Monday, June 6, 2011

Courage

I've been doing a lot of introspection lately, mainly because I know I'm just drifting through life at the moment. I need objectives in order to be happy, even if it's something as simple as meeting a friend for coffee or sitting down and watching a show with my sister. It's funny, ever since we got a PVR, I've actually gotten less happy because I no longer had set times to watch a show as everything is now recorded for me. I've since realigned to the on-demand viewing model but it was rough until I figured it out.

The hardest part isn't asking oneself, "What do I want to do now?" In fact, that's the easiest part. No, the hardest part is the question, "Can I afford to do what I want to do?"

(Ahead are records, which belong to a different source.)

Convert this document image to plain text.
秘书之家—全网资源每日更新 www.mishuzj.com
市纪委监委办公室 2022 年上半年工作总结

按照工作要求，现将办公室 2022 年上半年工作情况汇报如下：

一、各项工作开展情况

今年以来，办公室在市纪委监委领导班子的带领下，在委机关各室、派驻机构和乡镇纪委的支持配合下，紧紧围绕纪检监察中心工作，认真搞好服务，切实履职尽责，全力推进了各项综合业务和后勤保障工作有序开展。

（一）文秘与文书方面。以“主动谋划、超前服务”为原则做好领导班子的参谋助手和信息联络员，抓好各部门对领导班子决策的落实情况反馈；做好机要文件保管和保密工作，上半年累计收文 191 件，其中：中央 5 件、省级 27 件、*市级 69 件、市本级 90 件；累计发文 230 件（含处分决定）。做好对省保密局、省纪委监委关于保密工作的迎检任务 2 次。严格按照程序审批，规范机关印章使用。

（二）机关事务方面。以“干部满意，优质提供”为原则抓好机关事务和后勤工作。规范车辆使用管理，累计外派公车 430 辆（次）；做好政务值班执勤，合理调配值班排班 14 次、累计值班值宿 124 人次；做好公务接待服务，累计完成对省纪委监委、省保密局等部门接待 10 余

Cost in this case does not necessarily mean financial cost although everything costs money nowadays. Cost can mean many things. A few years ago, I took a less traveled fork on the road of life and ended up here. Along the way, I've lost a lot in making that decision but I've gained so much more in return. I'm far far happier for it, no regrets! Now, I'm on yet another fork on the road but this one's not anywhere near as dire.

Sometimes, it takes a major nudge to switch one's life onto another track, one that will hopefully bring more happiness. I recently made a very private decision that will bring a significant amount of physical risk but if I'm successful will let me live my life to its fullest. It took me over a year to mull it over but now that I've decided, it's brought delicious anticipation into my life once more, an enthusiasm that's been missing for years. The tricky part is that it's going to be expensive both in time, money and other resources. It'll only last me for a few years before I can't physically take it anymore but the memories will be sufficient to last a lifetime.

I'm refusing to take the safer road this time. I've done so repeatedly in the past and while I'm achieving my goals of having some semblance of financial flexibility, I've always wondered what would have happened had I taken the riskier path. Not this time. I want memories to brighten my last moments, occasional bursts of joy when my life was illuminated by being who I truly am.

2 comments:

Bob B. said...

One always wonders how things might have worked out differently. In the long run, I think, the trick is to be content with who you are and to let go of the rest. Easy to say, hard to do.

I don't know what you're planning for yourself this time but I know you're a lot more gutsy than I. Good luck!

Katherine said...

There's always that one "what if..." question that'll bug us until the day we die. I agree, the trick isn't always having what we want but rather wanting what we have.